Congress is empowered by the Constitution to regulate interstate commerce through the Commerce Clause and to establish post roads through the Postal Clause. The Department of Transportation is responsible for carrying out transportation policy. The Department of Homeland Security oversees transportation security. Many offices within the Department of Transportation regulate different aspects of transportation, including the Federal Aviation Administration for aviation, the Maritime Administration for maritime transportation, the Federal Railroad Administration for rail, and the Federal Highway Administration for roads.
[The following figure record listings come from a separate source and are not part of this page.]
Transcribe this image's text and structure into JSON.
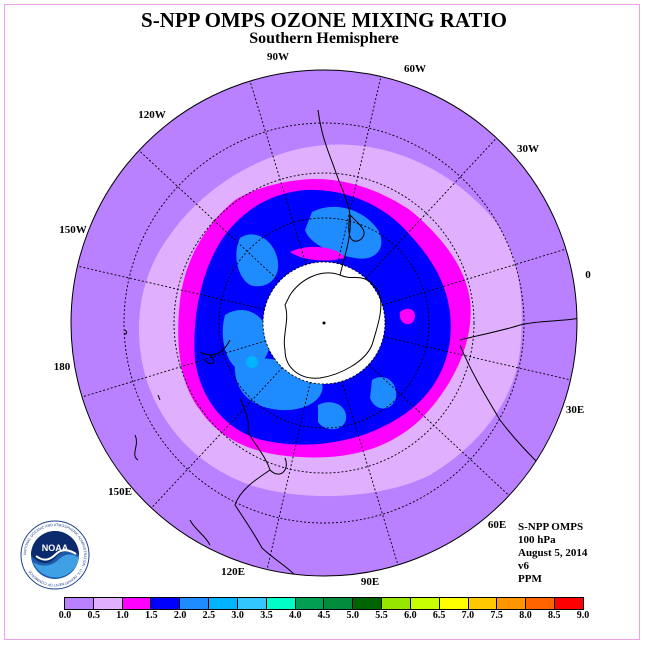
{
  "title": "S-NPP OMPS OZONE MIXING RATIO",
  "subtitle": "Southern Hemisphere",
  "map": {
    "projection": "polar-stereographic-south",
    "longitude_labels": [
      {
        "name": "0",
        "text": "0"
      },
      {
        "name": "30e",
        "text": "30E"
      },
      {
        "name": "60e",
        "text": "60E"
      },
      {
        "name": "90e",
        "text": "90E"
      },
      {
        "name": "120e",
        "text": "120E"
      },
      {
        "name": "150e",
        "text": "150E"
      },
      {
        "name": "180",
        "text": "180"
      },
      {
        "name": "150w",
        "text": "150W"
      },
      {
        "name": "120w",
        "text": "120W"
      },
      {
        "name": "90w",
        "text": "90W"
      },
      {
        "name": "60w",
        "text": "60W"
      },
      {
        "name": "30w",
        "text": "30W"
      }
    ],
    "colors": {
      "ocean_field": "#b980ff",
      "ring_light": "#e0b0ff",
      "ring_magenta": "#ff00ff",
      "core_blue": "#0000ff",
      "patch_lightblue": "#1e8cff",
      "polar_cap": "#ffffff"
    }
  },
  "info": {
    "instrument": "S-NPP OMPS",
    "level": "100 hPa",
    "date": "August 5, 2014",
    "version": "v6",
    "units": "PPM"
  },
  "logo": {
    "text": "NOAA",
    "ring_text": "NATIONAL OCEANIC AND ATMOSPHERIC ADMINISTRATION · U.S. DEPARTMENT OF COMMERCE"
  },
  "colorbar": {
    "ticks": [
      "0.0",
      "0.5",
      "1.0",
      "1.5",
      "2.0",
      "2.5",
      "3.0",
      "3.5",
      "4.0",
      "4.5",
      "5.0",
      "5.5",
      "6.0",
      "6.5",
      "7.0",
      "7.5",
      "8.0",
      "8.5",
      "9.0"
    ],
    "colors": [
      "#b980ff",
      "#e0b0ff",
      "#ff00ff",
      "#0000ff",
      "#1e8cff",
      "#00b4ff",
      "#32c8ff",
      "#00ffc8",
      "#00a050",
      "#008c3c",
      "#006400",
      "#96e600",
      "#c8ff00",
      "#ffff00",
      "#ffc800",
      "#ff9600",
      "#ff6400",
      "#ff0000",
      "#8c5a3c"
    ]
  }
}
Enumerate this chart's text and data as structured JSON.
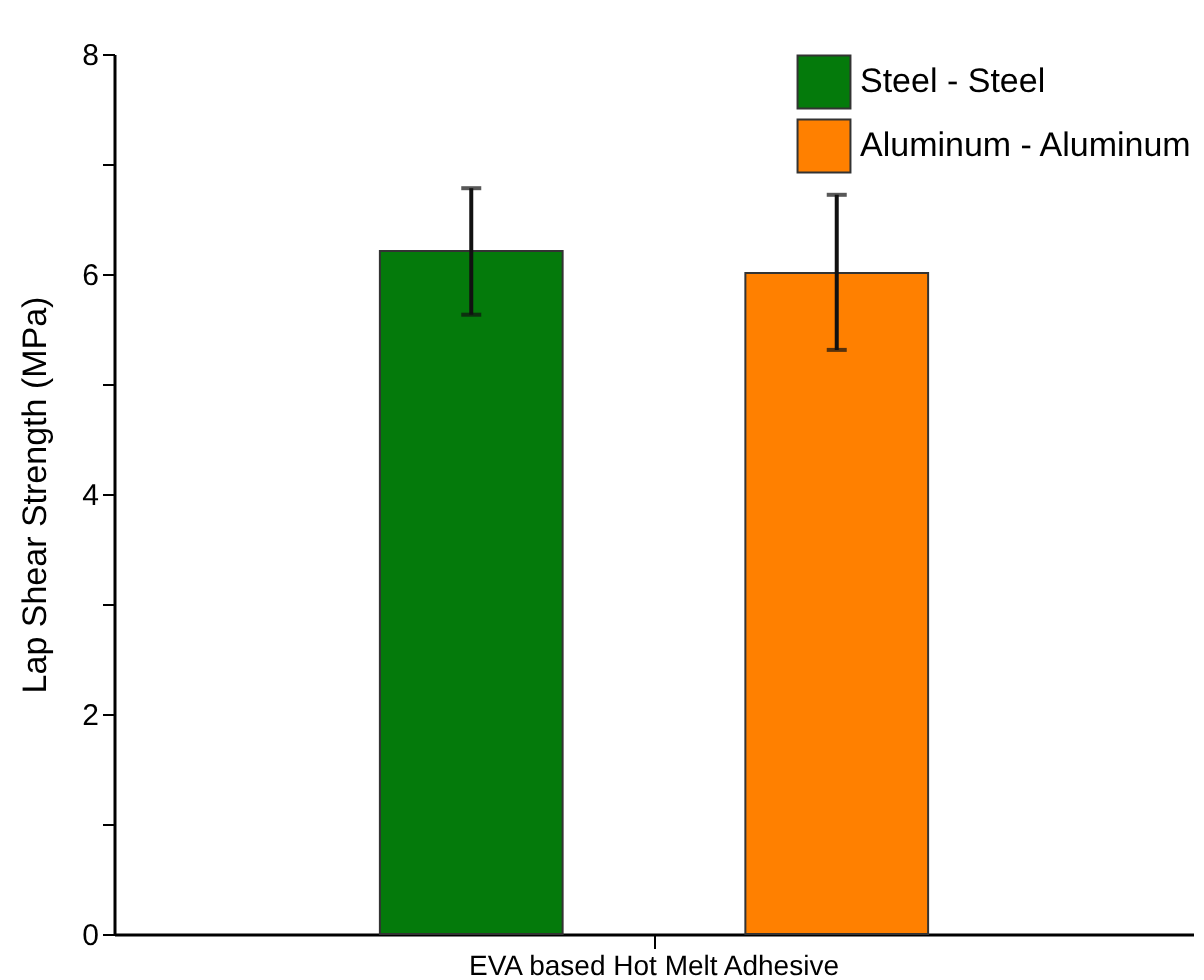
{
  "chart_data": {
    "type": "bar",
    "ylabel": "Lap Shear Strength (MPa)",
    "categories": [
      "EVA based Hot Melt Adhesive"
    ],
    "series": [
      {
        "name": "Steel - Steel",
        "color": "#047a0b",
        "values": [
          6.21
        ],
        "errors": [
          [
            5.63,
            6.78
          ]
        ]
      },
      {
        "name": "Aluminum - Aluminum",
        "color": "#ff8000",
        "values": [
          6.01
        ],
        "errors": [
          [
            5.31,
            6.72
          ]
        ]
      }
    ],
    "ylim": [
      0,
      8
    ],
    "yticks": [
      0,
      {
        "value": 1,
        "label": null
      },
      2,
      {
        "value": 3,
        "label": null
      },
      4,
      {
        "value": 5,
        "label": null
      },
      6,
      {
        "value": 7,
        "label": null
      },
      8
    ],
    "grid": false,
    "legend": "top right"
  }
}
Early transportation policy in the United States involved the regulation of maritime transportation through admiralty law. As the United States expanded westward in the 19th century, the transcontinental railroad was constructed with oversight by the federal government. The Interstate Commerce Act of 1887 established the foundation of rail policy. The Interstate Highway System was developed in the 1950s to facilitate interstate travel by road.

== Science policy ==

The science policy of the United States directs funding for scientific research and incentivizes research in specific areas. Science policy has direct implications for other fields, including defense policy, energy policy, and health policy. In 2015, $135 billion were allocated to research and development, with nearly half of these funds going to the Department of Defense. Dozens of federal agencies exist for the purposes of research and development. The Office of Science and Technology Policy is responsible for informing the president on scientific issues.

=== Space policy ===

The space policy of the United States involves the civilian and military use of outer space. Civilian space policy is overseen and carried out by the National Aeronautics and Space Administration. The United States Space Force is the outer space division of the United States Armed Forces. The United States is subject to several international treaties that influence its space policy. This include the Outer Space Treaty, which defines international space law and regulates many aspects of activity in outer space. American space policy began to develop in the 1950s when the Space Race began between the United States and the Soviet Union. The policy objective in the 1960s was to undertake a successful Moon landing, which was accomplished by the Apollo 11 mission in 1969. This was succeeded by the Space Shuttle program and participation in the International Space Station.